MANILA, Philippines – The decision of President Duterte to sever military and economic ties with the US as it veers toward China elicited mixed reaction.
Bangko Sentral ng Pilipinas Deputy Governor Diwa Guinigundo said the country’s strong macroeconomic fundamentals would help fend off uncertainties caused by the pronouncements made by Duterte.
“I think it is also important to note that one, our macroeconomic fundamentals continue to be a great support to any of the uncertainties in the market,” he said.
The economy grew by seven percent in the second quarter from 6.8 percent in the first quarter due to election-related spending.
On the other hand, inflation averaged 1.6 percent in the first nine months, below the two to four percent target set by the central bank.
“It’s too early and too premature to really see the impact of the pronouncements. It’s also important that we take note of our strong fundamentals and increasing diversification of our economy and the greater flexibility of our economy,” he said.
In a dramatic foreign policy shift, President Duterte announced in Beijing that he is cutting military and economic ties with the US.
“We don’t have the benefit of the policy translation of those pronouncements of the President in China. Those are pronouncements he made, how it’s going to be translated into policies is something else. I think we should wait until the President comes back, meets the cabinet and comes down to translating those pronouncements into actual policy,” he said.
Until such time, Guinigundo pointed out it is difficult to ascertain on how this is going to play out and impact on both the economic and military ties between the Philippines and the US.
“Of course, the US and the Philippines have a long history of economic and military ties. Now how the pronouncements of the President will impact on this long history of US and Philippines’ economic ties will have to wait until the government is able to provide us with greater detail on how this going to be done in terms of policies,” he said.
Guinigundo said the Philippines has successfully diversified in terms of external trade by entering into several free trade agreements (FTAs) by itself or in partnership with the Association of Southeast Asian Nations.
For its part, BMI Research – a unit of Fitch Group – said President Duterte’s visit to China marks a dramatic reversal in the Philippines’ foreign policy stance from one that is US-centric, to one that is pivoted toward China.
“We highlight that this will not only undermine Washington’s geopolitical influence in the region but will also create numerous opportunities on the economic, investment, and trade fronts between China and the Philippines. Japan and Russia will likely see few changes in their bilateral engagement with the Philippines for now,” it said in its latest political risk analysis.

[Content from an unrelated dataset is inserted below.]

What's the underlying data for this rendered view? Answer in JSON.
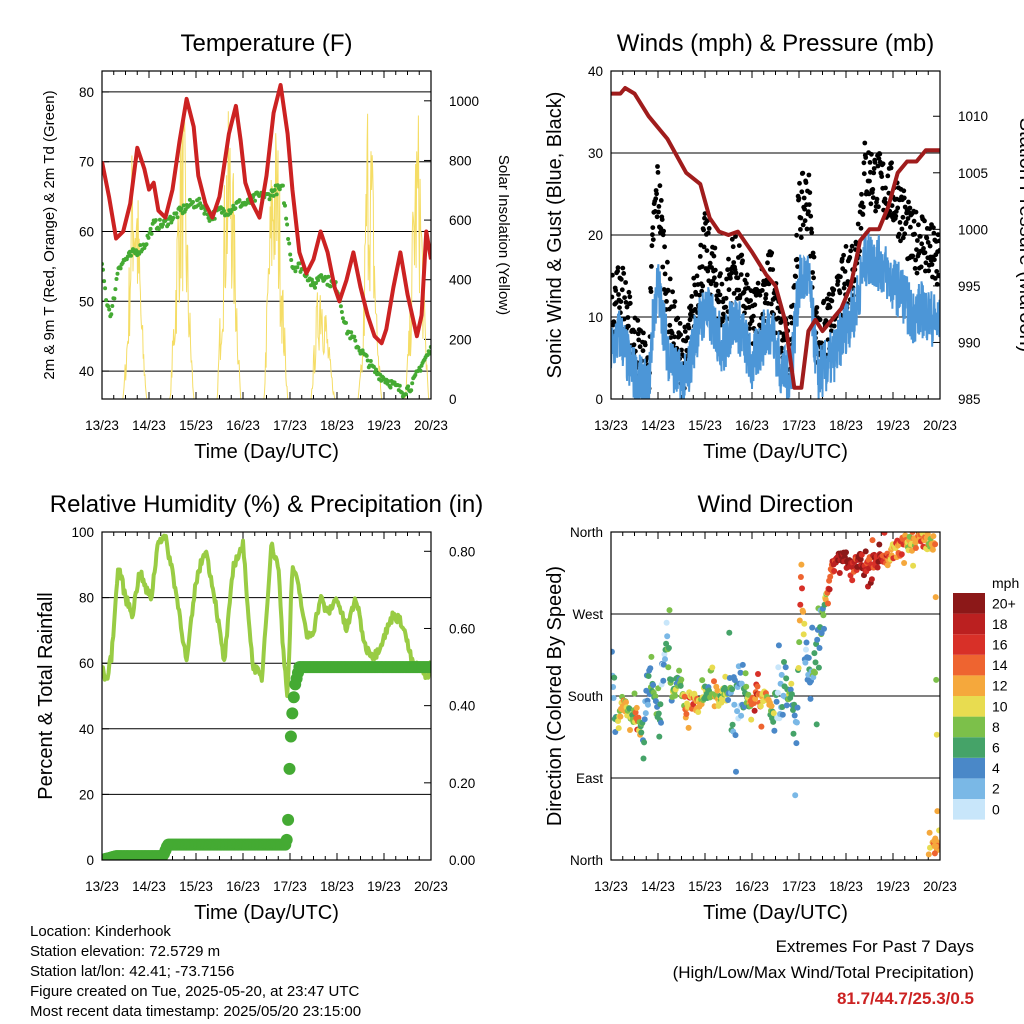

BMI said the meeting between Duterte and Chinese President Xi Jinping would considerably undermine Washington’s geopolitical influence in Asia at a time when tensions between Beijing and its neighbors are rising
“As a result, the US will likely have to increasingly cultivate Vietnam as a regional security partner to partially offset the withdrawal of the Philippines from an informal US-led bloc of Asian nations aimed at counter-balancing China’s rise,” BMI said.